So, after transferring skin weights and UV Maps from the base character model, it works!

However, a key detail is that clothes aren't skin tight, so the same morph texture as the body doesn't work quite well for the shirt. You can see that especially around the cleavage/breast area, since unlike the body mesh the clothing mesh sort of "hangs loose" the result looks all kinds of messed up.

For this purpose, I created a "loose" version of the base mesh, exclusively for creating morphs:

It's not super different - It mostly comes down to making the breast shape less pronounced, plus smoothing out some other details like the shoulders and muscles.

Since some clothes can have parts that are tighter than others, instead of being a binary choice between tight or loose I decided to color code it via the vertex color channel.

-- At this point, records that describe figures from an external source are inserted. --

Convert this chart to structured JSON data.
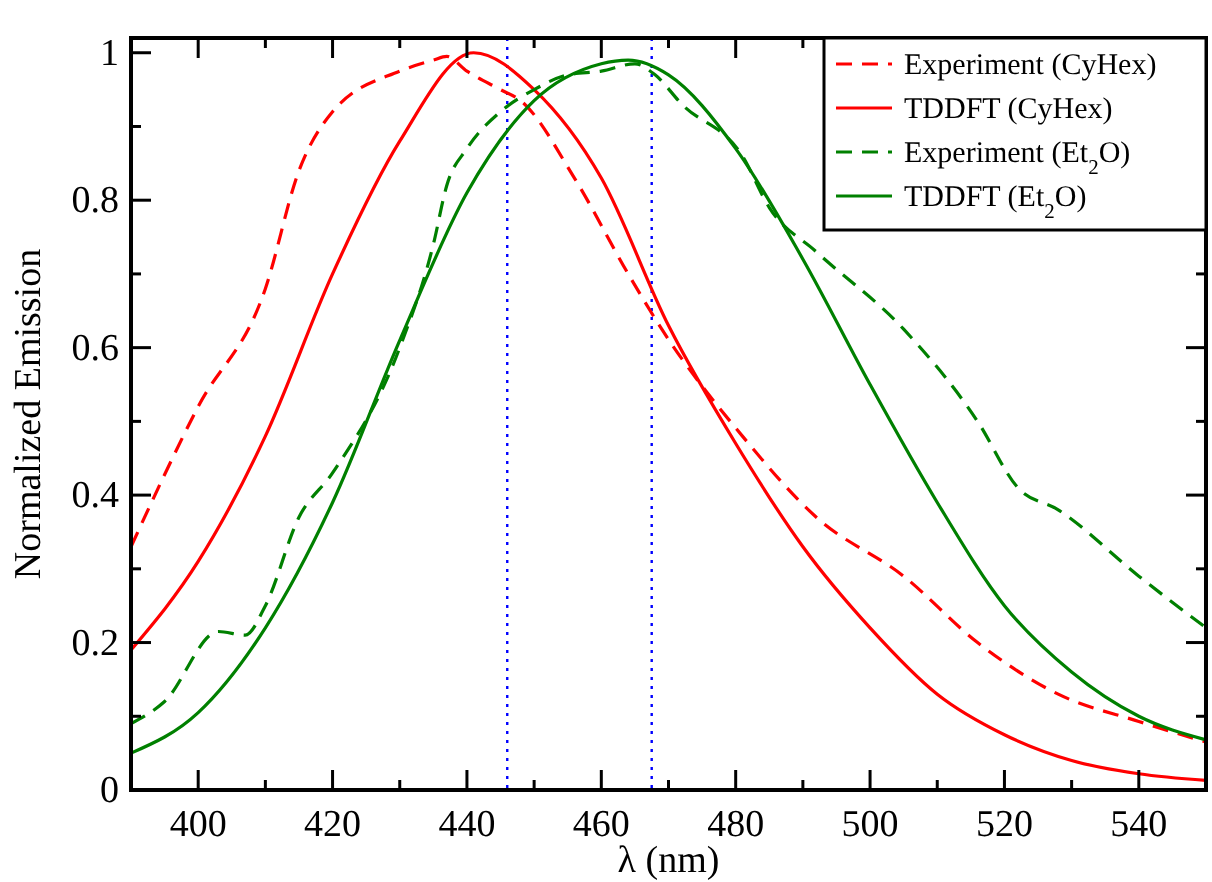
{
  "chart_data": {
    "type": "line",
    "xlabel": "λ (nm)",
    "ylabel": "Normalized Emission",
    "xlim": [
      390,
      550
    ],
    "ylim": [
      0,
      1.02
    ],
    "xticks": [
      400,
      {
        "value": 410,
        "label": null
      },
      420,
      {
        "value": 430,
        "label": null
      },
      440,
      {
        "value": 450,
        "label": null
      },
      460,
      {
        "value": 470,
        "label": null
      },
      480,
      {
        "value": 490,
        "label": null
      },
      500,
      {
        "value": 510,
        "label": null
      },
      520,
      {
        "value": 530,
        "label": null
      },
      540
    ],
    "yticks": [
      0,
      {
        "value": 0.1,
        "label": null
      },
      0.2,
      {
        "value": 0.3,
        "label": null
      },
      0.4,
      {
        "value": 0.5,
        "label": null
      },
      0.6,
      {
        "value": 0.7,
        "label": null
      },
      0.8,
      {
        "value": 0.9,
        "label": null
      },
      1
    ],
    "grid": false,
    "legend": "top right",
    "marker": "none",
    "ref_lines": [
      {
        "axis": "x",
        "value": 446,
        "color": "#0000ff",
        "line_style": "dotted"
      },
      {
        "axis": "x",
        "value": 467.5,
        "color": "#0000ff",
        "line_style": "dotted"
      }
    ],
    "series": [
      {
        "name": "Experiment (CyHex)",
        "color": "#ff0000",
        "line_style": "dashed",
        "x": [
          390,
          400,
          410,
          415,
          420,
          430,
          435,
          437,
          440,
          445,
          448,
          456,
          464,
          469,
          481,
          492,
          505,
          516,
          528,
          540,
          550
        ],
        "values": [
          0.33,
          0.52,
          0.68,
          0.84,
          0.92,
          0.975,
          0.99,
          0.995,
          0.975,
          0.95,
          0.935,
          0.83,
          0.7,
          0.625,
          0.48,
          0.37,
          0.29,
          0.2,
          0.13,
          0.093,
          0.065
        ]
      },
      {
        "name": "TDDFT (CyHex)",
        "color": "#ff0000",
        "line_style": "solid",
        "x": [
          390,
          400,
          410,
          420,
          430,
          441,
          450,
          460,
          470,
          480,
          490,
          500,
          510,
          520,
          530,
          540,
          550
        ],
        "values": [
          0.19,
          0.31,
          0.48,
          0.7,
          0.88,
          1.0,
          0.95,
          0.83,
          0.63,
          0.47,
          0.33,
          0.22,
          0.13,
          0.075,
          0.04,
          0.022,
          0.013
        ]
      },
      {
        "name": "Experiment (Et$_{2}$O)",
        "color": "#008000",
        "line_style": "dashed",
        "x": [
          390,
          395,
          403,
          407,
          410,
          415,
          420,
          430,
          435,
          437,
          440,
          445,
          450,
          455,
          460,
          465,
          468,
          472,
          481,
          485,
          492,
          505,
          516,
          522,
          528,
          540,
          550
        ],
        "values": [
          0.09,
          0.12,
          0.215,
          0.21,
          0.25,
          0.37,
          0.43,
          0.6,
          0.74,
          0.82,
          0.87,
          0.92,
          0.95,
          0.97,
          0.975,
          0.985,
          0.97,
          0.93,
          0.86,
          0.79,
          0.73,
          0.625,
          0.5,
          0.41,
          0.38,
          0.29,
          0.22
        ]
      },
      {
        "name": "TDDFT (Et$_{2}$O)",
        "color": "#008000",
        "line_style": "solid",
        "x": [
          390,
          400,
          410,
          420,
          430,
          440,
          450,
          460,
          464,
          470,
          480,
          490,
          500,
          510,
          520,
          530,
          540,
          550
        ],
        "values": [
          0.05,
          0.105,
          0.22,
          0.39,
          0.61,
          0.81,
          0.935,
          0.985,
          0.99,
          0.97,
          0.87,
          0.72,
          0.55,
          0.39,
          0.25,
          0.16,
          0.1,
          0.068
        ]
      }
    ]
  }
}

So in the red channel we encode how much the mesh should use the loose version of the morphs. In the case of the shirt it's fully red, but in other outfits like, say, wet suits and such you would probably want to blend it at key areas instead.

Now, every MorphMap resource in Godot can have a loose variant:

After hooking it all up, it works fantastic!

So yeah, this is where i left it off. I'm sure there are still way more optimizations I could do, like packing all the morph variants and normals into a singular texture for massive gains, but after all the work thsi took I was done for now.

So, hey, this really could make for some great character customization :)